By knowing these factors which produce variation in response, there come forth well recognized conditions under which the patient should give a response that may be interpreted as meaning far more than the mere presence of an infection, as follows:
- From the discussion of the factors which are responsible for, and those which modify the tuberculin reaction, we are justified in concluding that there is a time in the early period of the development of adult tuberculosis when the tuberculin test might afford information as to the nature of the process which is responsible for the individual’s reaction to the test. That part of the body’s early response to tuberculous disease which is marked by a high degree of hypersensitivity of the cells to tuberculoprotein is responsible for a relatively marked allergic reaction when tuberculoprotein comes in contact with them. This hypersensitivity and hyperallergy seems to be a necessary protection during the stage when the disease is spreading to new tissue. A patient with limited but active tuberculosis may and is most likely to respond with a local, a general, and even with a focal reaction, when the subcutaneous test is given; and with a prompt, marked local reaction when the tuberculin is brought in contact with the tissues at any point, whether it be in the skin, subcutaneous tissue, muscles, or conjunctiva, as it is employed in the various tests. In advanced tuberculosis the same type of reaction may occur, but it should not be expected to be so constant. In the old obsolete infections which have become thoroughly quiescent the reaction is prone to be much milder. Since the tuberculin tests are not needed as diagnostic measures in frank lesions in adults, but only in suspicious cases, and since such lesions are usually limited, the tuberculin tests may afford valuable information as to whether activity or quiescence is present. Any patient who responds quickly and markedly to any local test should be given a thorough examination for active tuberculosis, and if no evidence is found should be kept under surveillance and given repeated examinations every one or two months until his status is satisfactorily determined.

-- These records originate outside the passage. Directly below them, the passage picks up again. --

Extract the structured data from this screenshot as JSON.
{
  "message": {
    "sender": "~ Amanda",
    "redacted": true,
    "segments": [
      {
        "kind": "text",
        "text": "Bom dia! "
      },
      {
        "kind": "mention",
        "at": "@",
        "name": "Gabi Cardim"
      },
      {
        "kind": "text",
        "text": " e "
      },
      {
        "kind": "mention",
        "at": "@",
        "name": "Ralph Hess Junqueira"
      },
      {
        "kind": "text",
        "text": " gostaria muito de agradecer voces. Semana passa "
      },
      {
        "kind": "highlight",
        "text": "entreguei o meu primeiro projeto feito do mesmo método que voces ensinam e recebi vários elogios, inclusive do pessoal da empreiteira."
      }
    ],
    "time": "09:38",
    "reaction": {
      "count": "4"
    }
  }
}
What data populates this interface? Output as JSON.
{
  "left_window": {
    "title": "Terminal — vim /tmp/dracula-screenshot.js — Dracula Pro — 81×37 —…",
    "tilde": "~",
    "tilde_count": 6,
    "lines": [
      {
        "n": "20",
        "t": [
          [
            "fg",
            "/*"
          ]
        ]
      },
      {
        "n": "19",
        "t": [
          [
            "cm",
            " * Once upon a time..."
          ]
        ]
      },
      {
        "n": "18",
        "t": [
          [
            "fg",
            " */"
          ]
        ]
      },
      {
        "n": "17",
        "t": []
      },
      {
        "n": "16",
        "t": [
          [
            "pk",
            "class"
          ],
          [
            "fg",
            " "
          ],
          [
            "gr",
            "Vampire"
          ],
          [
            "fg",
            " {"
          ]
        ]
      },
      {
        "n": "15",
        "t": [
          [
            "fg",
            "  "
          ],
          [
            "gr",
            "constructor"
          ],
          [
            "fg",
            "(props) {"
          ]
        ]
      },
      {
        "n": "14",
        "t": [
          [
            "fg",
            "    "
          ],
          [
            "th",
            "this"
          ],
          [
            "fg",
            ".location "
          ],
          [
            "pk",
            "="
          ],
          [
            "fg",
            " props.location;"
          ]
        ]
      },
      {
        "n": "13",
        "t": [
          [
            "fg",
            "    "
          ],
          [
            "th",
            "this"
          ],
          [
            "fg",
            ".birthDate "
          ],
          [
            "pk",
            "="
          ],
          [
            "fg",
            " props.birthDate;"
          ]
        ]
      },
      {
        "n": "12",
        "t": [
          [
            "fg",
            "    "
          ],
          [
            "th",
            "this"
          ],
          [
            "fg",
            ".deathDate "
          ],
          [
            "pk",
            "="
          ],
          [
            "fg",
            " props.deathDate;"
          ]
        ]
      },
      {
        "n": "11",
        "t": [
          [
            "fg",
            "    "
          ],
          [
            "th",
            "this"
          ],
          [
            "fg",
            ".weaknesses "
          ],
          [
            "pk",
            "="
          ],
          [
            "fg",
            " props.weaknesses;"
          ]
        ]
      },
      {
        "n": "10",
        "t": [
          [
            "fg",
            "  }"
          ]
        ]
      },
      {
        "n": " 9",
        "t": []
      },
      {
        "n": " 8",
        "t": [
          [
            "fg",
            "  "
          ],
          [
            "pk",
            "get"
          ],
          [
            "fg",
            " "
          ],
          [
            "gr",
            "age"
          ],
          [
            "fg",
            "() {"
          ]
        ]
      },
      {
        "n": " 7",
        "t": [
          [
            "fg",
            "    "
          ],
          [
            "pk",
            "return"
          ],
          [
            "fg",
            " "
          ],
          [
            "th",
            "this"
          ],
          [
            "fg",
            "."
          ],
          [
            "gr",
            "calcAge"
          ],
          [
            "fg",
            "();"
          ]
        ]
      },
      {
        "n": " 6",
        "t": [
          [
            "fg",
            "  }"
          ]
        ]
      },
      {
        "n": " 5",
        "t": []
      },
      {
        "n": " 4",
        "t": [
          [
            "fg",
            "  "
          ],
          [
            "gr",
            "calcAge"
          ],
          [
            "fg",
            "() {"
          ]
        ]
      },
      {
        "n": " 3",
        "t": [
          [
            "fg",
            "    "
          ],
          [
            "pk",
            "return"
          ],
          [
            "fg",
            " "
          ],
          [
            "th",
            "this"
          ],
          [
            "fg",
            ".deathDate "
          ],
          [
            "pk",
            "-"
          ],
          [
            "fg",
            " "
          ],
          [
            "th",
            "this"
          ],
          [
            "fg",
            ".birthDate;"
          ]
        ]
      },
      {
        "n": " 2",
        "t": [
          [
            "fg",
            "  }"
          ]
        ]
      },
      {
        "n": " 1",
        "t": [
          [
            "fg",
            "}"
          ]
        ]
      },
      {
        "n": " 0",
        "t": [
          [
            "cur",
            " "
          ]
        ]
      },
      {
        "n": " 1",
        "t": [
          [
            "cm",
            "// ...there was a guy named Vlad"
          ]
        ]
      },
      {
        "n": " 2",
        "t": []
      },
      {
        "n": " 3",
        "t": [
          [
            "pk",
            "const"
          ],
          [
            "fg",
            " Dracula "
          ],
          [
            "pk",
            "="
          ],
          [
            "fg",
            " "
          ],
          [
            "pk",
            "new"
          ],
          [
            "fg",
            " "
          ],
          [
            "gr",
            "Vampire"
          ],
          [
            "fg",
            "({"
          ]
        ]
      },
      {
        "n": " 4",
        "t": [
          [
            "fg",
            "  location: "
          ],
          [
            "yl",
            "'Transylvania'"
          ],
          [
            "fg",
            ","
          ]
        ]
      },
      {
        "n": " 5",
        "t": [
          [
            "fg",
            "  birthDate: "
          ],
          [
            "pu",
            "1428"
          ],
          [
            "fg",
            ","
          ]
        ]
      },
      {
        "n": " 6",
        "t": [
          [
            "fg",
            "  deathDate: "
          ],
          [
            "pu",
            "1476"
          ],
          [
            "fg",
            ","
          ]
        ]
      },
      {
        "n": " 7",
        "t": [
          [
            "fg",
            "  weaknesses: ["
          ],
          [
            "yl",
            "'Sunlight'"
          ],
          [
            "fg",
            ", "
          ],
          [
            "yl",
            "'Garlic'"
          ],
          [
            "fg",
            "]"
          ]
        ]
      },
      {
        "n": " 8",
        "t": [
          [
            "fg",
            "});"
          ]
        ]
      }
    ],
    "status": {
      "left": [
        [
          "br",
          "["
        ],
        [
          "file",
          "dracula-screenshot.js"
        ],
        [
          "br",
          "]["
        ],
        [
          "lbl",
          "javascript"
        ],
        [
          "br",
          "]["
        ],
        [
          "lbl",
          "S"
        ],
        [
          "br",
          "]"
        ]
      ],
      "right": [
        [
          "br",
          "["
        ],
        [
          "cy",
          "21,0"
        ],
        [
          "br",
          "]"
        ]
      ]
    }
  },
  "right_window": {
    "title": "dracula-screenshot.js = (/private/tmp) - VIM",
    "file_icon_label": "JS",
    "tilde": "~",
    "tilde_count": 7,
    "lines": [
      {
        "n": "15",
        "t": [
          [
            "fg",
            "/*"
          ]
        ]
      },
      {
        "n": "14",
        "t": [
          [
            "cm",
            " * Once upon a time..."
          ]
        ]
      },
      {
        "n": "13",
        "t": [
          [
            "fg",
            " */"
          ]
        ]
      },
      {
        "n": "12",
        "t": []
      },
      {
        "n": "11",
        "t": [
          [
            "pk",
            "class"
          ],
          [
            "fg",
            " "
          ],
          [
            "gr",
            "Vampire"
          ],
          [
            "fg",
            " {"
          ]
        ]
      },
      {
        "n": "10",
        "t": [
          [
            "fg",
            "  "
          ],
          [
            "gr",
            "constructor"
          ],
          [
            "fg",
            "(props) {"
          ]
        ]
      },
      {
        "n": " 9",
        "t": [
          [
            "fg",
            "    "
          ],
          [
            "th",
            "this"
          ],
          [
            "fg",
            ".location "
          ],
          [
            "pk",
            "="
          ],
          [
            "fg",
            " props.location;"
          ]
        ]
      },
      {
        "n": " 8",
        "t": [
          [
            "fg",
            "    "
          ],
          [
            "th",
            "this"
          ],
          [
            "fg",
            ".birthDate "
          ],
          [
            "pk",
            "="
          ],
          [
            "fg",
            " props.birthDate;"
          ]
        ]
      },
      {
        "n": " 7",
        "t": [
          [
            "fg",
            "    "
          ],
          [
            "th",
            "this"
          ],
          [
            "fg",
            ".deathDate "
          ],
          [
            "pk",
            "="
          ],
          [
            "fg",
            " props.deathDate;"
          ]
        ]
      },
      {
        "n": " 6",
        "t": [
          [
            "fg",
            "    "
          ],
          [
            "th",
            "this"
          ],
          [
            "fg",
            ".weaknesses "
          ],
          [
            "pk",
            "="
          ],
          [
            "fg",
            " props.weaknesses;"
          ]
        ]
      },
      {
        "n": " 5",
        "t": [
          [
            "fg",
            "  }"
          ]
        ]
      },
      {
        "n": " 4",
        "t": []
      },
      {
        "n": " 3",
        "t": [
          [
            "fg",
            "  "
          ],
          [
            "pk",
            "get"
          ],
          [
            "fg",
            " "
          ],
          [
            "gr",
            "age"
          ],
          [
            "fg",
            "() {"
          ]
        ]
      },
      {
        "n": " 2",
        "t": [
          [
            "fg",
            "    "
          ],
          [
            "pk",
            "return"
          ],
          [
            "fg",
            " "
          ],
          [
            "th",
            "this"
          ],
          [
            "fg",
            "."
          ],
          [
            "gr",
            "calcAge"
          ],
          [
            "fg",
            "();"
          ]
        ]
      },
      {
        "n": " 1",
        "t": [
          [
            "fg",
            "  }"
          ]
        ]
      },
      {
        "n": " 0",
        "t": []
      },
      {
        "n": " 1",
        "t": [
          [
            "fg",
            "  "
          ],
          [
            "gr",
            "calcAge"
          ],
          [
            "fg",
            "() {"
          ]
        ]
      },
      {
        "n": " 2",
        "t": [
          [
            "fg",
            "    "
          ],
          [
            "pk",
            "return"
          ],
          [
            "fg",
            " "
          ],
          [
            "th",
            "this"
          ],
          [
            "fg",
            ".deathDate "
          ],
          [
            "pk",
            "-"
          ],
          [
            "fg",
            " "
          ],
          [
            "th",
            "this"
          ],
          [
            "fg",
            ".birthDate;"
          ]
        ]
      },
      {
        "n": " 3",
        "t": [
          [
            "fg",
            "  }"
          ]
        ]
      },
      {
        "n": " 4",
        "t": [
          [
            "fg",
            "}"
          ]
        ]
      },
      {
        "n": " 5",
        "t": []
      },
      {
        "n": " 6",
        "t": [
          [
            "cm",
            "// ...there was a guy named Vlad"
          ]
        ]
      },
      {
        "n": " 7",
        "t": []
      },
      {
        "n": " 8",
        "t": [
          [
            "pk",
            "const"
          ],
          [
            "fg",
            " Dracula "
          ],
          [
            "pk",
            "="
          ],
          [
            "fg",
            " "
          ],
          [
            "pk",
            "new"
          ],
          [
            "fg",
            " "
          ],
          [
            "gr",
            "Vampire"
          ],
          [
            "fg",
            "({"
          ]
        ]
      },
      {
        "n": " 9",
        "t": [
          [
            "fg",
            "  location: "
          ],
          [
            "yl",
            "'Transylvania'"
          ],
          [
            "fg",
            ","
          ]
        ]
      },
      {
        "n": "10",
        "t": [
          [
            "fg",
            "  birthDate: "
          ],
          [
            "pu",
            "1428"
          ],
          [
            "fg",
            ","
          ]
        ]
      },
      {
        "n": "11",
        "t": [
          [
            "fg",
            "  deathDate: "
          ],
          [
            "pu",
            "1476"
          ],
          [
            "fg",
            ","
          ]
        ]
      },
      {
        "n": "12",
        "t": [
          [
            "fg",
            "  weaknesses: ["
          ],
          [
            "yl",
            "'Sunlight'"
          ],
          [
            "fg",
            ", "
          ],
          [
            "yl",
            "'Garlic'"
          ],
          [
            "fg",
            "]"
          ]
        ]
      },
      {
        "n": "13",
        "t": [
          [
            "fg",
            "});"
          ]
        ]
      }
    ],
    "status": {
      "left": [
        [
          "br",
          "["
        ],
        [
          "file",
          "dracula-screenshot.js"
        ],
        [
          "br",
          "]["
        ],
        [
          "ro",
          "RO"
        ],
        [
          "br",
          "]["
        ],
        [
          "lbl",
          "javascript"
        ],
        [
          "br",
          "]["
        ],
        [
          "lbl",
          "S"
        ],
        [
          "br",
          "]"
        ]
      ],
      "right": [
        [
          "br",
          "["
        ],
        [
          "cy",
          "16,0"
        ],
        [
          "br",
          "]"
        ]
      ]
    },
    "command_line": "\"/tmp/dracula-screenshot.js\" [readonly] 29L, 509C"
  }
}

- A child showing a quick and marked response to a tuberculin test should be considered as having an active infection which is at the time, or has in the recent past been, giving off sensitizing substances into the circulation. This is evident because the primary complex in the child produces sensitization of the cells which may be maintained or increased until calcification takes place. For any degree of desensitization to take place in the natural course of infection we predicate that either quiescence or healing of the lesion is necessary.
- Children who are in normal health and react positively to the tuberculin tests, need no special care beyond observation, and a check-up of their health at intervals of three to six months, at which time the test should be repeated.
- Children who are below par and show signs suspicious of tuberculosis, and give a marked reaction to a tuberculin test, should be given such attention as will help them to secure a complete healing of their foci. In the less robust even a faint reaction should be repeated after the child has been restored to a more satisfactory physical state. Negative reactions in this group of children may mean a state of health too poor for a positive response and should call for a repetition of the test when the child’s health has improved.
- All children who react to tuberculin should be X-rayed, remembering that while 85 per cent of children have their primary infections in the lung, and the peribronchial and peritracheal glands, yet many of them are so located that they may not be visualized on the film; and above all else remembering that they may not be visualized no matter if they are favorably located unless they are partially or wholly calcified. A fully calcified node is not so serious as the partially and particularly the wholly uncalcified one; let these latter may not be shown on the film at all.